El Chicón

El chicón era muchas cosas pero menos chico: alto, corpulento, de voz de mando, esa pistola atrapada entre el pantalón, la camisa y el cinto, ese atuendo caqui como de policía rural. Era el capo del barrio, la colonia, buena parte de la ciudad y esa calle en la que a todos saludaba.
No quiero que estos plebes se echen a perder, decía. Debemos cuidar a los nuestros, la gente de la cuadra, nuestras familias, los hijos, repetía y usaba ese tono patriarcal, noble, didáctico, de sacerdote senil y de maestro de comunidad. Su sentido era ese. Al estar sentado ahí, en la poltrona, sobre la banqueta, oteando la calle: el sentido de la comunidad, de lo familiar, la cercanía, lo sagrado de la convivencia en medio de la inmundicia que ya asomaba.

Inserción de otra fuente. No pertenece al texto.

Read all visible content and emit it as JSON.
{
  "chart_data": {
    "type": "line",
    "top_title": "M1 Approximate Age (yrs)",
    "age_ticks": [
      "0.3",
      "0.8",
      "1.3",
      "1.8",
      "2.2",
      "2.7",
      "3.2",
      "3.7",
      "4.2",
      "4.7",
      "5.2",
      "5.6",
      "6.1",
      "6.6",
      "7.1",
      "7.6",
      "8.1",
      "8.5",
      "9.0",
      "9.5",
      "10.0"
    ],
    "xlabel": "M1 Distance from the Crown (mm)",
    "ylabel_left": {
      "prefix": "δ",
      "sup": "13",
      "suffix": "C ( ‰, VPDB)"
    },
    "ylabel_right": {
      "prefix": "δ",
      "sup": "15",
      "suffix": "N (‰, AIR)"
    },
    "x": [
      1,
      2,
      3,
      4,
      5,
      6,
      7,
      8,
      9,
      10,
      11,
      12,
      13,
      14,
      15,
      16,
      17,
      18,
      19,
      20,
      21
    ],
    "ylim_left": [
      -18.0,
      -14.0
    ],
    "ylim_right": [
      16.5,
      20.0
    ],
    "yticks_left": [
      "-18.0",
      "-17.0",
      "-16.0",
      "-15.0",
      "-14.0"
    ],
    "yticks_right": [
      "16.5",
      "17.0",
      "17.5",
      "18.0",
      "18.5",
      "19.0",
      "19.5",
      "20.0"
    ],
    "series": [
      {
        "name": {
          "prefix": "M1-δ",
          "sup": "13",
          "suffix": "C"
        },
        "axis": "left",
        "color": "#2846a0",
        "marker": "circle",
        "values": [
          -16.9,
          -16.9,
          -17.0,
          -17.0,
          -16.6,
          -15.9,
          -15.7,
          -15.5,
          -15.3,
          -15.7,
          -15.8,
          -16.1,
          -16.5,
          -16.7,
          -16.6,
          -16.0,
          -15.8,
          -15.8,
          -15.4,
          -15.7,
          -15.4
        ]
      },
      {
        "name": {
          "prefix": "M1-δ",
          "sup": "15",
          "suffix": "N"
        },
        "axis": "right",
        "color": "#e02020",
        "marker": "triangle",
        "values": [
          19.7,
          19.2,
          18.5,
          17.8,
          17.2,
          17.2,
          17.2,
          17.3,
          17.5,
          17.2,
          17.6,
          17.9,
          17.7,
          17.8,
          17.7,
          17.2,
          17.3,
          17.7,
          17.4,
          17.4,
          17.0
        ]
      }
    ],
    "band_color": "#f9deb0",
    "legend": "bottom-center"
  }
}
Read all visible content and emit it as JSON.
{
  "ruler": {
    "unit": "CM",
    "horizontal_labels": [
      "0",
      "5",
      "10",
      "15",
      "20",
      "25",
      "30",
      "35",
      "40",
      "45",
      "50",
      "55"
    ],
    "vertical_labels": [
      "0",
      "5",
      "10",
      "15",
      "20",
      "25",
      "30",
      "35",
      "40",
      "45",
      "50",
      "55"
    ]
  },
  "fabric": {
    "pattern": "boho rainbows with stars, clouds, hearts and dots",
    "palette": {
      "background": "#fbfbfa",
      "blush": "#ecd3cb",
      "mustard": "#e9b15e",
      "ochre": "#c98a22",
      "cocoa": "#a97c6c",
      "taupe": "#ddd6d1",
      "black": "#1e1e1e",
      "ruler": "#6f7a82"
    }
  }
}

Y pasaban los morros y los chavos y las muchachas y lo saludaban. El viejo sabio sentado y vigilante, afuera de su casa. Y los plebes en la corredera, pateando el balón y buscando la forma de darle a la pichada en el juego de béisbol. Él ahí, mirándolo todo sin festejar, como el jefe que se cerciora de que todo esté en orden y en paz en sus aposentos.
EL Chicón era eso y más. Narco con identidad. Capo de pertenencia y arraigo. Mafioso de la vida cotidiana y citadina, amante de la armonía, la convivencia, el respeto y la honestidad. Pórtense bien, plebes. Y les daba palmadas. Y esa voz retumbaba en sus sienes y zona torácica, como un consejo que también era orden. Pórtense bien. Y les daba los buenos días como las buenas noches.
La fusca fajada y el vigilante. Muchos lo seguían. Pistoleros a sueldo que él mantenía, parentela metida en la vida delictiva. Pero todos formados, hechos a su antojo y medida, sin escándalos ni algarabía. Todos tras el balón y él tras ellos, con esa mirada de águila y de señor y patrón.
Un chirrido en la calle de abajo. En la esquina, dos carros habían chocado. El Chicón ve todo y se levanta. Les grita a los morros que no se muevan. Se busca la pistola pero esa mañana la dejó sobre la mesa de la sala. Da dos pasos. Y otros cinco, para ver qué pasaba.
Los morros en la calle, anegándola de voces calladas. Y el Chicón se detiene. Vuelve a sobarse el costado derecho: la pistola no está. Y él con ese uniforme caqui, ese porte de autoridad, esos pasos de zancos.
Todo fue rápido. Tanto que pocos de los plebes lo vieron y no supieron qué se fraguaba y estaba a punto de ocurrir frente a ellos. Cuatro pasos atrás, un hombre avanzaba. Casi corría. Sacó un arma y cerrojó. Crac. La levantó a la altura de su cabeza. Se acercó más y más. El Chicón caminaba sin saber. A sus espaldas, el dedo en el gatillo.
Pum pum. Cuatro disparos: cuello, cabeza, pecho. Como un poste, un árbol frondoso y herido, el Chicón cayó. Besó el suelo ya muerto. Y así murió también el barrio ese, la calle.